Last Function
There are lots of interesting functions in MicroStrategy’s Analytical Engine, but every once in awhile I stumble across one that really saves my day (though often long after the day needed saving). I work with a Type 2 Model aka. Slowly Changing Dimensions aka. As-is vs As-was, and unfortunately it can cause a lot of hoops for me to jump through. In this model, we store historical values for lots of non-aggregatable metrics. The traditional way of handling them is to set their Dimensionality to Ending (Fact) and then not have to worry about summing where it shouldn’t. I’ve never been a fan of that method since it causes a lot of extra joins and subqueries, but the other day I found a nifty Analytical Engine function that seems to provide an alternative.
insert into ZZNB00
select a11.DATEKEY,
sum(a11.FACT) METRIC
from FACT_TABLE a11
group by a11.DATEKEY
insert into ZZMB01
select max(pc11.DATEKEY) DATEKEY
from ZZNB00 pc11
select pa11.METRIC
from ZZNB00 pa11
join ZZMB01 pa12
on (pa11.DATEKEY = pa12.DATEKEY)
select pa11.METRIC
from (select a11.DATEKEY,
sum(a11.FACT) METRIC
from FACT_TABLE a11
group by a11.DATEKEY
) pa11
join (select max(pc11.DATEKEY) DATEKEY
from (select a11.DATEKEY DATEKEY,
sum(a11.FACT) METRIC
from FACT_TABLE a11
group by a11.DATEKEY
) pc11
) pa12
on (pa11.DATEKEY = pa12.DATEKEY)
Compare that to defining the same metric by using Last(FACT) instead of Sum(Fact) (~, Date):
select a11.DATEKEY,
a11.FACT METRIC
from FACT_TABLE a11
[Analytical SQL calculated by the Analytical Engine:
select Last(METRIC)
from [previous pass]
]
Where I like to use this is when I have a metric that I know should only return a single value and only be used for a single value. For example, if I had a report that showed the Stock Price for a given day, I may limit the report to only be able to run for 1 day, or I would expect users to never pass a date range. Expecting that the amount of data coming back will always be 1 row anyway, but still wanting to play it safe, I think a Last(Fact) metric makes more sense and will perform better.
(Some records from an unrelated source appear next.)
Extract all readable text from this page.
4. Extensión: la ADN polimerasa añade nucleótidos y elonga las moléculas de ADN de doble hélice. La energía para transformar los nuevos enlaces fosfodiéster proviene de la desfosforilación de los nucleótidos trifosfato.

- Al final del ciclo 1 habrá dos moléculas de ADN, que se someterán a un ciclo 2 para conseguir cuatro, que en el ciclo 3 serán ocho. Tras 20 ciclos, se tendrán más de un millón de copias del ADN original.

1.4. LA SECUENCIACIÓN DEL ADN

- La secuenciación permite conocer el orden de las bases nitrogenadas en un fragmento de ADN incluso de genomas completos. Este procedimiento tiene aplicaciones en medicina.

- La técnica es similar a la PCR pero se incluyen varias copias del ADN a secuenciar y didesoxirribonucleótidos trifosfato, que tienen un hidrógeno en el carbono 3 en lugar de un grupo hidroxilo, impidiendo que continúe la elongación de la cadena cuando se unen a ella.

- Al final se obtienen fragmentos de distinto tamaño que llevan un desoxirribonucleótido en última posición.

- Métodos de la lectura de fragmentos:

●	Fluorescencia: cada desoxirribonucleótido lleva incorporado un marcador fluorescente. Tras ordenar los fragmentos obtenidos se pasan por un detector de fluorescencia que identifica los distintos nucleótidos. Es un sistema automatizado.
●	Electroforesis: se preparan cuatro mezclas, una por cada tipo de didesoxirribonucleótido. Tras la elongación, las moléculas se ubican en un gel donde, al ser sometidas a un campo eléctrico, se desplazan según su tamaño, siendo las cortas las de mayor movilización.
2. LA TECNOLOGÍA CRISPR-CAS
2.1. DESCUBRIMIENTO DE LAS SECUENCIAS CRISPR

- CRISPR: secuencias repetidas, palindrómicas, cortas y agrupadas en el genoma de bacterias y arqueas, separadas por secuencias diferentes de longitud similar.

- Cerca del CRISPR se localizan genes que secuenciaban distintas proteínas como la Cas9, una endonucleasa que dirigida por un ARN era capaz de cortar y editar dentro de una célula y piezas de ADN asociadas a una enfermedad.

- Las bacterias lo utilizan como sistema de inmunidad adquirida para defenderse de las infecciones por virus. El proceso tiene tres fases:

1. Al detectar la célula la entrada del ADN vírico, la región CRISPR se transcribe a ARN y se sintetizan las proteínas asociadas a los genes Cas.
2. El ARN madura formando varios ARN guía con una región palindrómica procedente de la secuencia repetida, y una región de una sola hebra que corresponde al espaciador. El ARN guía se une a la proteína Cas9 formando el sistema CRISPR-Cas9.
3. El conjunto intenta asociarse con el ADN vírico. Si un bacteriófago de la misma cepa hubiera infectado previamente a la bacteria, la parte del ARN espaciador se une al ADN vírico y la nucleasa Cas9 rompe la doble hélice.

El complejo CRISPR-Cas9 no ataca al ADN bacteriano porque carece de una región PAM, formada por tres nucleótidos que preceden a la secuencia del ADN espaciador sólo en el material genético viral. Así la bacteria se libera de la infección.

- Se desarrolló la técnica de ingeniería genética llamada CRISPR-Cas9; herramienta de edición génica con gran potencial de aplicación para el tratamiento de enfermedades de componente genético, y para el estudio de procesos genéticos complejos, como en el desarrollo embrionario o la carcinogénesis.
Add to the fact that the SQL is far easier to debug when mixed with other objects, and this trick can both ease some complexity in your system as well as provide a little boost in performance in the right scenarios.
As mentioned it’s not a “one size fits all” approach, but it’s always good to know that alternate methods exist out there.